Monday, December 26, 2016

"Front Side Going" "Back Side Both Ways"

     Six people, a car that sat six and a system to avoid quarrels.  Two places were givens; Dad drove and Mom sat beside him in the middle of the front seat.  Four siblings were left to claim the other seats.  Lost to time is the memory of how the system evolved but it worked well.  No one wanted the middle of the back seat so that sibling got the prime seat either going or coming...'shotgun' the right front seat with its view out two windows; front and side. Whoever called first got dibs.
     The car?  A 1942 Chevrolet Fleetline two door...a very modern looking car with its swept back styling that Dad purchased new about the time WW II broke out.  It superseded the 1928 Ford Model A that took my parents on their honeymoon to the east coast...the car on which I learned to drive. That '42 Chevy,with its three speed stick mounted on the steering column vacuum assisted that meant finger tip shifting when the engine was running but almost impossible to shift with the engine stopped, was a paragon  of reliability.
     The winter of '48-'49 was a record breaker...so much snow that the National Guard opened roads in the country with bulldozers...I remember being able to step over telephone lines on drifted snow on my trek to school.   Our farm bordered  US Highway 81...drive it from Winnipeg to Mexico City if you'd like...and the highway was regularly plowed.  But, our driveway?...well that was a different matter. It was about a quarter of a mile long rising up a hill and winding through the grove of trees surrounding our farm yard.  We had no mechanized form of snow removal in those days...just all hands on scoop shovels.   

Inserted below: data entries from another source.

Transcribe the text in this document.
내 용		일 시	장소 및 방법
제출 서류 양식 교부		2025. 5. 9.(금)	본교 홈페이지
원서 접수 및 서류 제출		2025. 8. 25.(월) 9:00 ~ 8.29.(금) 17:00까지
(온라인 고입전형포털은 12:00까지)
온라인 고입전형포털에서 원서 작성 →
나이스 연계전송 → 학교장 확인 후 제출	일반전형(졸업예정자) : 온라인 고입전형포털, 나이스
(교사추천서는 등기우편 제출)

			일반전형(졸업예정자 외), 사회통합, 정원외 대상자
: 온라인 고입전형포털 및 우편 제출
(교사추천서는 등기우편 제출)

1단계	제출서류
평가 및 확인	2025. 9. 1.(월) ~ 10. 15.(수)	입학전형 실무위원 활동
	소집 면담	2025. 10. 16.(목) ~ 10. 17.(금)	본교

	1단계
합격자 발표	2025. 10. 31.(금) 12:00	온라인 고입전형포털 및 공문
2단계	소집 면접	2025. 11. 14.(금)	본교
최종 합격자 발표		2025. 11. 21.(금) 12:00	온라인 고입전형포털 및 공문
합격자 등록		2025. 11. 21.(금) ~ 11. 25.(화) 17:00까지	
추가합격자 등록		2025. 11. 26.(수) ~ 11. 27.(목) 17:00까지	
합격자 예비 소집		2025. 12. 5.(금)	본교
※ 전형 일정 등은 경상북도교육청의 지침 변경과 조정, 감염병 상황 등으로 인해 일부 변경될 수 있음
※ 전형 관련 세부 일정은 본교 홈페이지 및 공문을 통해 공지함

   Eventually we succumbed to the inevitable, gave up shoveling and left that '42 Chevy out in the cold parked at the highway.  It's very doubtful that we locked it but Dad probably took the key out. Yet, no matter how cold, even on those days far below zero and despite the fact that it hadn't been run for days it always started!  It is even more remarkable given the fact it was a six volt battery not nearly up to modern standards.